Nevertheless, campaigners say that there’s a question around whether the company has an ethical duty to safeguard child health, write the authors.

Henry Dimbleby, lead author of the National Food Strategy, which called for a salt and sugar tax on processed food, says: “People at Beano might be thinking: ‘Oh, well, you know, it's just a little bit of fun, that's what the kids like.’ But I just think it is all pervasive in society. This stuff invades every element of their lives.”

Former health minister James Bethell agrees. Pointing to UK government plans to delay a ban on junk food adverts before 9pm on TV and online, he says: “What annoys me about this is just the relentlessness of it in young people's lives. There's no escape.”

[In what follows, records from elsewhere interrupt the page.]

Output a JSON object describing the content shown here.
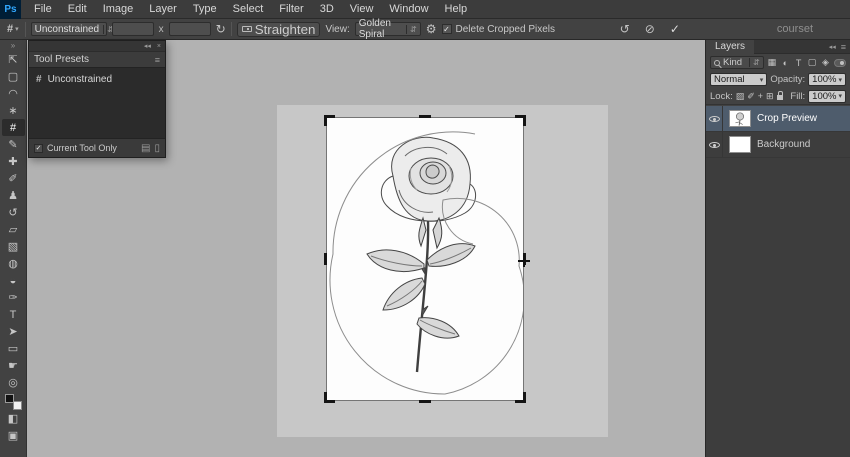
{
  "menubar": {
    "logo": "Ps",
    "items": [
      "File",
      "Edit",
      "Image",
      "Layer",
      "Type",
      "Select",
      "Filter",
      "3D",
      "View",
      "Window",
      "Help"
    ]
  },
  "options_bar": {
    "tool_glyph": "#",
    "preset_value": "Unconstrained",
    "width_value": "",
    "height_value": "",
    "dims_separator": "x",
    "rotate_glyph": "↻",
    "straighten_label": "Straighten",
    "view_label": "View:",
    "view_value": "Golden Spiral",
    "gear_glyph": "⚙",
    "delete_cropped_label": "Delete Cropped Pixels",
    "reset_glyph": "↺",
    "cancel_glyph": "⊘",
    "commit_glyph": "✓",
    "watermark": "courset"
  },
  "toolbar": {
    "quick_mask_glyph": "◧",
    "screen_mode_glyph": "▣",
    "tools": [
      {
        "name": "move",
        "glyph": "⇱"
      },
      {
        "name": "rectangular-marquee",
        "glyph": "▢"
      },
      {
        "name": "lasso",
        "glyph": "◠"
      },
      {
        "name": "quick-selection",
        "glyph": "∗"
      },
      {
        "name": "crop",
        "glyph": "#"
      },
      {
        "name": "eyedropper",
        "glyph": "✎"
      },
      {
        "name": "spot-healing-brush",
        "glyph": "✚"
      },
      {
        "name": "brush",
        "glyph": "✐"
      },
      {
        "name": "clone-stamp",
        "glyph": "♟"
      },
      {
        "name": "history-brush",
        "glyph": "↺"
      },
      {
        "name": "eraser",
        "glyph": "▱"
      },
      {
        "name": "gradient",
        "glyph": "▧"
      },
      {
        "name": "blur",
        "glyph": "◍"
      },
      {
        "name": "dodge",
        "glyph": "◒"
      },
      {
        "name": "pen",
        "glyph": "✑"
      },
      {
        "name": "type",
        "glyph": "T"
      },
      {
        "name": "path-selection",
        "glyph": "➤"
      },
      {
        "name": "rectangle-shape",
        "glyph": "▭"
      },
      {
        "name": "hand",
        "glyph": "☛"
      },
      {
        "name": "zoom",
        "glyph": "◎"
      }
    ]
  },
  "tool_presets": {
    "title": "Tool Presets",
    "item_glyph": "#",
    "item_label": "Unconstrained",
    "footer_label": "Current Tool Only",
    "new_preset_glyph": "▤",
    "delete_glyph": "▯"
  },
  "layers_panel": {
    "title": "Layers",
    "kind_label": "Kind",
    "filter_icons": [
      "▦",
      "◐",
      "T",
      "▢",
      "◈"
    ],
    "blend_mode": "Normal",
    "opacity_label": "Opacity:",
    "opacity_value": "100%",
    "lock_label": "Lock:",
    "lock_icons": [
      "▨",
      "✐",
      "+",
      "⊞"
    ],
    "fill_label": "Fill:",
    "fill_value": "100%",
    "layers": [
      {
        "name": "Crop Preview"
      },
      {
        "name": "Background"
      }
    ]
  },
  "ui_glyphs": {
    "combo_arrows": "⇵",
    "dropdown_arrow": "▾",
    "collapse_left": "◂◂",
    "collapse_right": "»",
    "menu": "≡",
    "close": "×",
    "check": "✓"
  }
}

Because Beano says that it hasn’t taken money from any of the HFSS brands that so often feature in its quizzes, the stricter (and now delayed) rules about marketing junk food to children would not stop the company from continuing to showcase so many burgers, pizzas, crisps, and fizzy drinks or from suggesting that these brands were “cool” write the authors. 

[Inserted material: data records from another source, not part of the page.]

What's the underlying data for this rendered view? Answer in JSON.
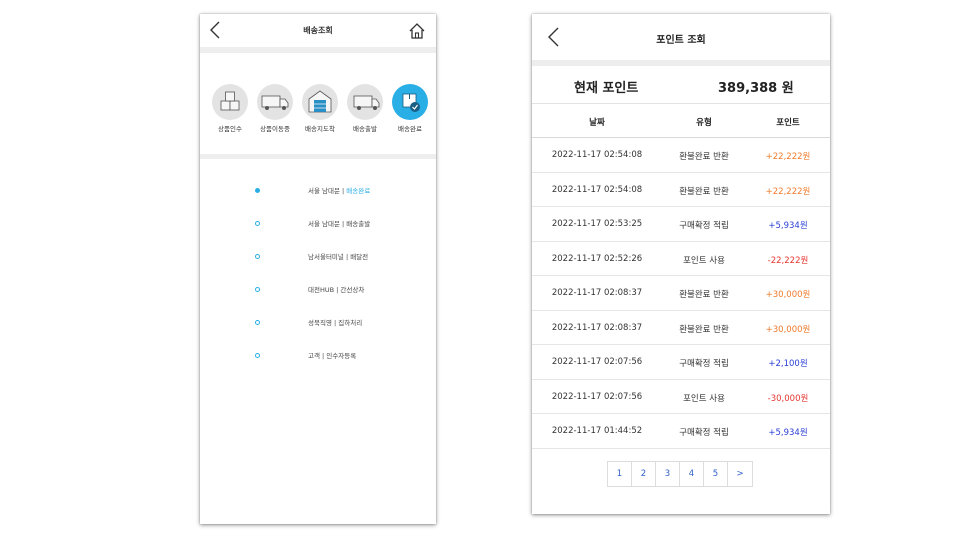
{
  "left_screen": {
    "title": "배송조회",
    "back_icon": "chevron-left-icon",
    "home_icon": "home-icon",
    "accent": "#29aee6",
    "steps": [
      {
        "label": "상품인수",
        "icon": "boxes-icon",
        "active": false
      },
      {
        "label": "상품이동중",
        "icon": "truck-moving-icon",
        "active": false
      },
      {
        "label": "배송지도착",
        "icon": "warehouse-icon",
        "active": false
      },
      {
        "label": "배송출발",
        "icon": "truck-departing-icon",
        "active": false
      },
      {
        "label": "배송완료",
        "icon": "box-check-icon",
        "active": true
      }
    ],
    "timeline": [
      {
        "location": "서울 남대문",
        "status": "배송완료",
        "active": true
      },
      {
        "location": "서울 남대문",
        "status": "배송출발",
        "active": false
      },
      {
        "location": "남서울터미널",
        "status": "배달전",
        "active": false
      },
      {
        "location": "대전HUB",
        "status": "간선상차",
        "active": false
      },
      {
        "location": "성북직영",
        "status": "집하처리",
        "active": false
      },
      {
        "location": "고객",
        "status": "인수자등록",
        "active": false
      }
    ]
  },
  "right_screen": {
    "title": "포인트 조회",
    "back_icon": "chevron-left-icon",
    "current_label": "현재 포인트",
    "current_value": "389,388 원",
    "columns": [
      "날짜",
      "유형",
      "포인트"
    ],
    "colors": {
      "plus_refund": "#f07a2a",
      "plus_confirm": "#2a3fd6",
      "minus": "#e5352e"
    },
    "rows": [
      {
        "date": "2022-11-17 02:54:08",
        "type": "환불완료 반환",
        "points": "+22,222원",
        "kind": "plus_refund"
      },
      {
        "date": "2022-11-17 02:54:08",
        "type": "환불완료 반환",
        "points": "+22,222원",
        "kind": "plus_refund"
      },
      {
        "date": "2022-11-17 02:53:25",
        "type": "구매확정 적립",
        "points": "+5,934원",
        "kind": "plus_confirm"
      },
      {
        "date": "2022-11-17 02:52:26",
        "type": "포인트 사용",
        "points": "-22,222원",
        "kind": "minus"
      },
      {
        "date": "2022-11-17 02:08:37",
        "type": "환불완료 반환",
        "points": "+30,000원",
        "kind": "plus_refund"
      },
      {
        "date": "2022-11-17 02:08:37",
        "type": "환불완료 반환",
        "points": "+30,000원",
        "kind": "plus_refund"
      },
      {
        "date": "2022-11-17 02:07:56",
        "type": "구매확정 적립",
        "points": "+2,100원",
        "kind": "plus_confirm"
      },
      {
        "date": "2022-11-17 02:07:56",
        "type": "포인트 사용",
        "points": "-30,000원",
        "kind": "minus"
      },
      {
        "date": "2022-11-17 01:44:52",
        "type": "구매확정 적립",
        "points": "+5,934원",
        "kind": "plus_confirm"
      }
    ],
    "pagination": [
      "1",
      "2",
      "3",
      "4",
      "5",
      ">"
    ]
  }
}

Nor would it stop the comic running Forknite, a game fronted by one of its characters Minnie the Minx who has “been served up a plate of vile veg and she needs your help to eat them and defeat them!”.

J. Bernadette Moore, associate professor of obesity at the University of Leeds, says, “This idea that children won’t like healthy food pervades all aspects of our society. Yet companies with such extensive young audiences must acknowledge that they are not merely reflecting child preferences but shaping them."

Beano responded, “We take enormous care in what we present to children particularly around health and wellbeing,” adding that its website also runs some positive content about fruit, vegetables, and healthy eating, including the “Ultimate Vegetarian Quiz.” 

But Swinburn argues that Beano must do better, and he called on the company to change its policy and to no longer showcase products that are harmful to children - including alcohol, fast food, confectionery, soft drinks, and ultra-processed food. 

He concludes, “Corporations which are clever enough to capture and hold children’s attention need to have very high ethical standards to ensure that they are not exploiting those same children by promoting unhealthy products to them.”